David Adams, Local 506, pointed out that the GE pension fund provided $345 million of the $820 million invested in the purchase of the swank Pebble Beach golf courses in southern California — an amount far in excess of the monies spent on SERO.

The company should not have been surprised by the number of workers who took advantage of the SERO window, said President Hovis. "We’ve been telling you at the table that our people want out," he said. Besty Potter, Local 618, and Bob Brown, Local 332, confirmed that many GE workers want to leave the company because of the stress levels.

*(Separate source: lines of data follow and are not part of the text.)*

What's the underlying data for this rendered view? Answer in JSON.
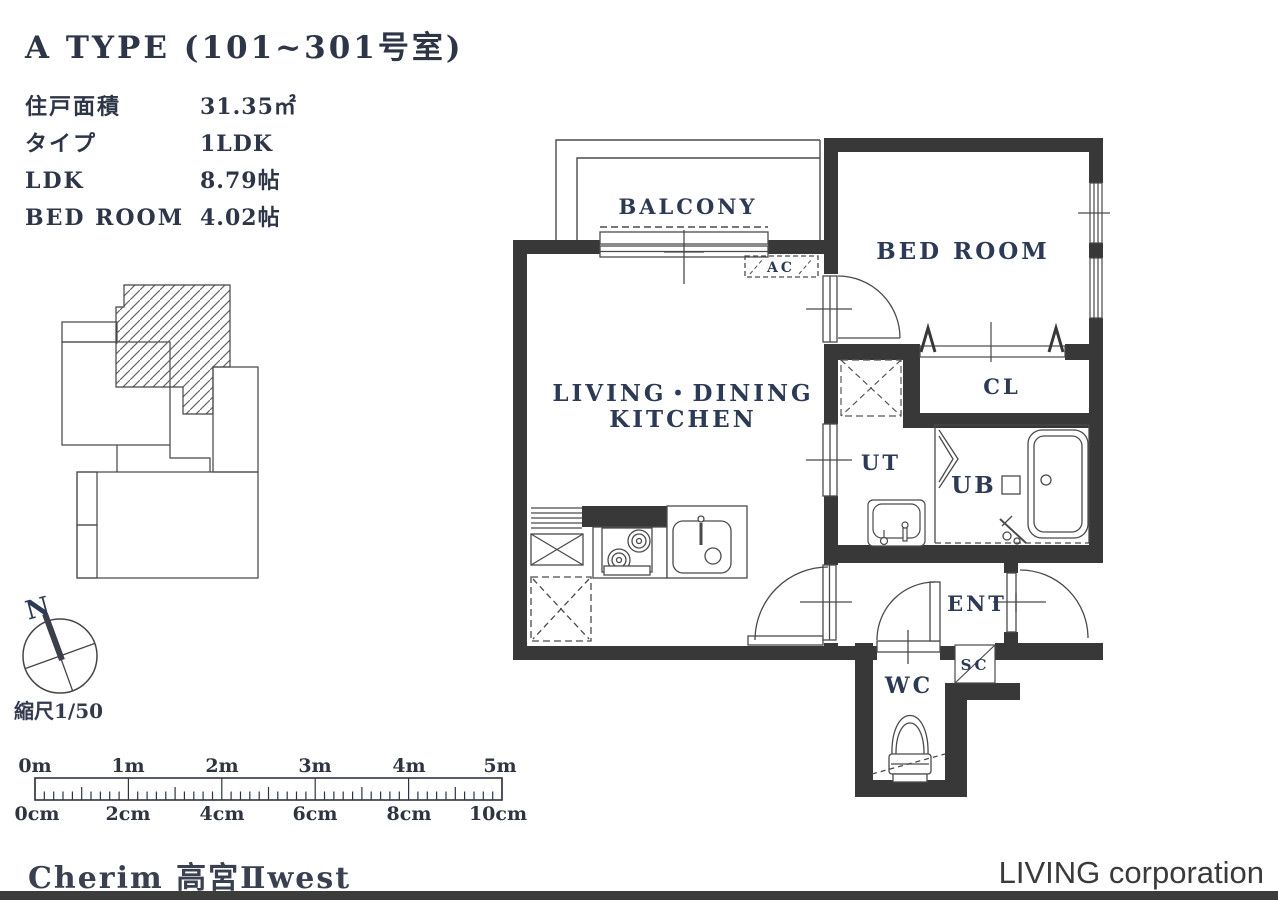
{
  "header": {
    "title": "A TYPE (101~301号室)",
    "specs": [
      {
        "label": "住戸面積",
        "value": "31.35㎡"
      },
      {
        "label": "タイプ",
        "value": "1LDK"
      },
      {
        "label": "LDK",
        "value": "8.79帖"
      },
      {
        "label": "BED ROOM",
        "value": "4.02帖"
      }
    ]
  },
  "plan": {
    "balcony": "BALCONY",
    "bed_room": "BED ROOM",
    "ldk1": "LIVING・DINING",
    "ldk2": "KITCHEN",
    "cl": "CL",
    "ut": "UT",
    "ub": "UB",
    "ent": "ENT",
    "sc": "SC",
    "wc": "WC",
    "ac": "AC"
  },
  "site": {
    "north": "N",
    "scale_note": "縮尺1/50"
  },
  "ruler": {
    "m_labels": [
      "0m",
      "1m",
      "2m",
      "3m",
      "4m",
      "5m"
    ],
    "cm_labels": [
      "0cm",
      "2cm",
      "4cm",
      "6cm",
      "8cm",
      "10cm"
    ]
  },
  "footer": {
    "building_name": "Cherim 高宮Ⅱwest",
    "company": "LIVING corporation"
  },
  "colors": {
    "wall": "#383838",
    "line": "#4a4a4a",
    "room_label": "#2c3a55",
    "footer_bar": "#3c3c3c"
  }
}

By closing profitable plants, the company had no one but itself to blame for the number of workers exercising the SERO option, suggested Ted Bradley, Local 1010.

GE’s Conway said that layoffs, not plant closings, and the expansion of eligibility, fueled the unexpected use of the program.

David Kitchen, Local 506, announced that with operating expenses showing losses as a result of SERO, "it’s no surprise to us that there is less transfer of work and contracting out of work and more attrition." The company is retaining the work in its plants but not the jobs. Jobs are being doubled and tripled, he said. And Kitchen questioned why the company has a plant-by-plant SERO quota and asserted that its use has been manipulated. Pat Rafferty, Local 506, said that jobs have disappeared through attrition while the company avoids hiring new workers or paying SERO.

Bill Callahan, Local 751, said the company’s experience with SERO shows the need for "30 and out." He said he was informed just yesterday that his plant in Niles, Ohio will probably lose between 30 and 35 workers, making SERO an important feature. "We’re not looking to lose or give that up because of some misjudgment." Hovis pointed out that at the company’s unorganized Parkersburg, W. Va. plant, it has suited GE to have a more liberal, continuous SERO.

David Kitchen, Local 506, raised issues of the application of SERO’s replacement pool, and particularly the denial of the SERO 30 feature to incentive workers who take an 18% cut or more in earnings. Tormey commented that with this benefit, negotiated in 1997, workers have to take "a nasty fall in pay." He characterized the benefit as more symbolic than real, saying there is probably only a small number of people who will ever be able to use it.

GE’s Curtin said that this was negotiated as a safety net position which he does not expect to see changed.

Pat Rafferty, Local 506, "We want a balanced contract, but that doesn’t take away the strong desire of many older workers to find a replacement and leave early." Joyce Sumner, Local 332, reiterated the demand for "30 and out."

In concluding for the union, Tormey said, "We believe the company has room for substantial improvements by making use of the surplus."